天泣听闻此人和自己还有点牵连,虽从未谋面,但也算是义兄弟,自己也不好说什么,尴尬的笑了笑。
“同样是杨大人的义子,怎么差距这么大呢。”冀世仁接着说道。
“冀大人过奖了,不知义父说的那支队伍,现在可曾在府上。”天泣也不想再扯别的,直接切入真题问道。
“鬼灵的人已经在往这边走了,京城离太原路途遥远怕是还要再等个两三天,你也赶了几天的路,在府上好好歇息一下,明天我安排人带你在这太原逛逛,咱这太原虽比不上京城,但也不差。”冀世仁道。
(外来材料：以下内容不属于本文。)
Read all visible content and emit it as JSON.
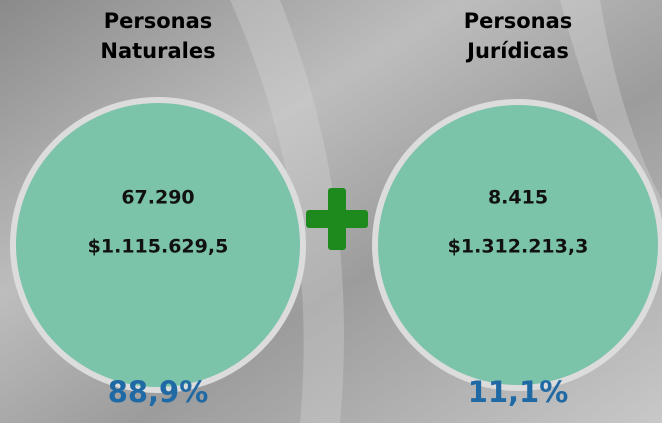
{
  "groups": [
    {
      "title": [
        "Personas",
        "Naturales"
      ],
      "count": "67.290",
      "amount": "$1.115.629,5",
      "share": "88,9%"
    },
    {
      "title": [
        "Personas",
        "Jurídicas"
      ],
      "count": "8.415",
      "amount": "$1.312.213,3",
      "share": "11,1%"
    }
  ]
}
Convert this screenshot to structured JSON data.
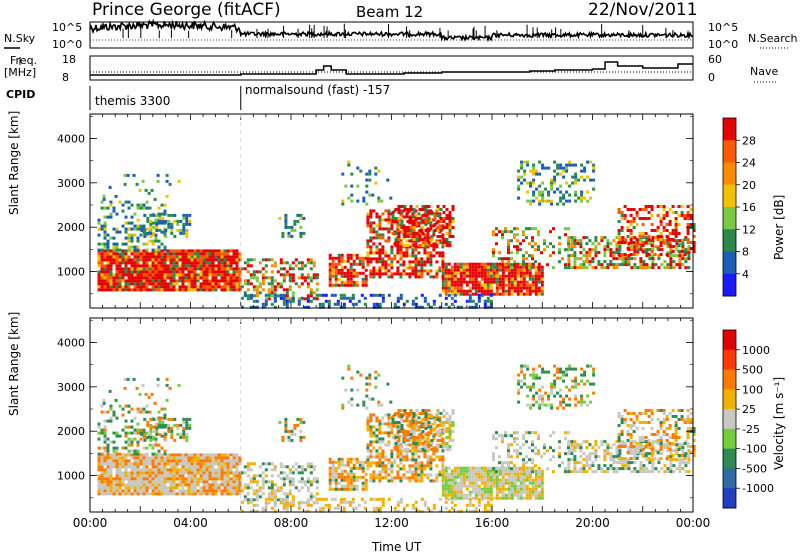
{
  "header": {
    "station": "Prince George (fitACF)",
    "beam": "Beam 12",
    "date": "22/Nov/2011"
  },
  "top_panels": {
    "nsky_label": "N.Sky",
    "nsky_ticks": [
      "10^5",
      "10^0"
    ],
    "nsearch_label": "N.Search",
    "freq_label": "Freq.",
    "freq_unit": "[MHz]",
    "freq_ticks": [
      "18",
      "8"
    ],
    "nave_ticks": [
      "60",
      "0"
    ],
    "nave_label": "Nave",
    "cpid_label": "CPID",
    "cpid_segments": [
      {
        "label": "themis 3300",
        "start_hour": 0
      },
      {
        "label": "normalsound (fast) -157",
        "start_hour": 6
      }
    ]
  },
  "chart_data": [
    {
      "type": "heatmap",
      "name": "power",
      "ylabel": "Slant Range [km]",
      "yticks": [
        1000,
        2000,
        3000,
        4000
      ],
      "ylim": [
        180,
        4550
      ],
      "xlim": [
        0,
        24
      ],
      "colorbar": {
        "label": "Power [dB]",
        "ticks": [
          "4",
          "8",
          "12",
          "16",
          "20",
          "24",
          "28"
        ],
        "colors": [
          "#1a1aff",
          "#1a5fb4",
          "#2a8a4a",
          "#7ac943",
          "#f2c200",
          "#ff8c00",
          "#ff5a00",
          "#e60000"
        ]
      }
    },
    {
      "type": "heatmap",
      "name": "velocity",
      "ylabel": "Slant Range [km]",
      "yticks": [
        1000,
        2000,
        3000,
        4000
      ],
      "ylim": [
        180,
        4550
      ],
      "xlim": [
        0,
        24
      ],
      "xlabel": "Time UT",
      "xticks": [
        "00:00",
        "04:00",
        "08:00",
        "12:00",
        "16:00",
        "20:00",
        "00:00"
      ],
      "colorbar": {
        "label": "Velocity [m s⁻¹]",
        "ticks": [
          "1000",
          "500",
          "100",
          "25",
          "-25",
          "-100",
          "-500",
          "-1000"
        ],
        "colors": [
          "#1e3fbf",
          "#2e6aa8",
          "#2f8a55",
          "#6fce3a",
          "#c8c8c0",
          "#f2b000",
          "#ff7a00",
          "#ff3a00",
          "#e00000"
        ]
      }
    }
  ]
}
天泣长这么大还是头一次到这大城市来,刚到这里要不是看着界碑上刻着太原府几个大字,还真当这里是京城呢。
“天色也不早了,我就不打扰你休息了,这间客房是你的,有事招呼下人就可以。”冀世仁话罢,起身告辞!临走时,忽然想起一件事,转身对着天泣说道“青杀那边明天会派过来一个人,她和你一样,也是来协助鬼灵的人完成这次任务,明天她到了,我会安排你们先见面。”
天泣心想这次的任务一定不简单,青杀那边都派人来了,既然让一个杀手陪同鬼灵的人下墓,说明此次要下的墓,一定有强大的未知物体存在,不是那帮只会寻龙点穴,挖坟掘墓的家伙所能应付的了的。第二个可能就是有另一帮势力在和鬼灵的人同争一个墓,鬼灵中身手好的不多,若真和别的势力硬拼,铁定吃亏,这才从青杀那边请来一个杀手。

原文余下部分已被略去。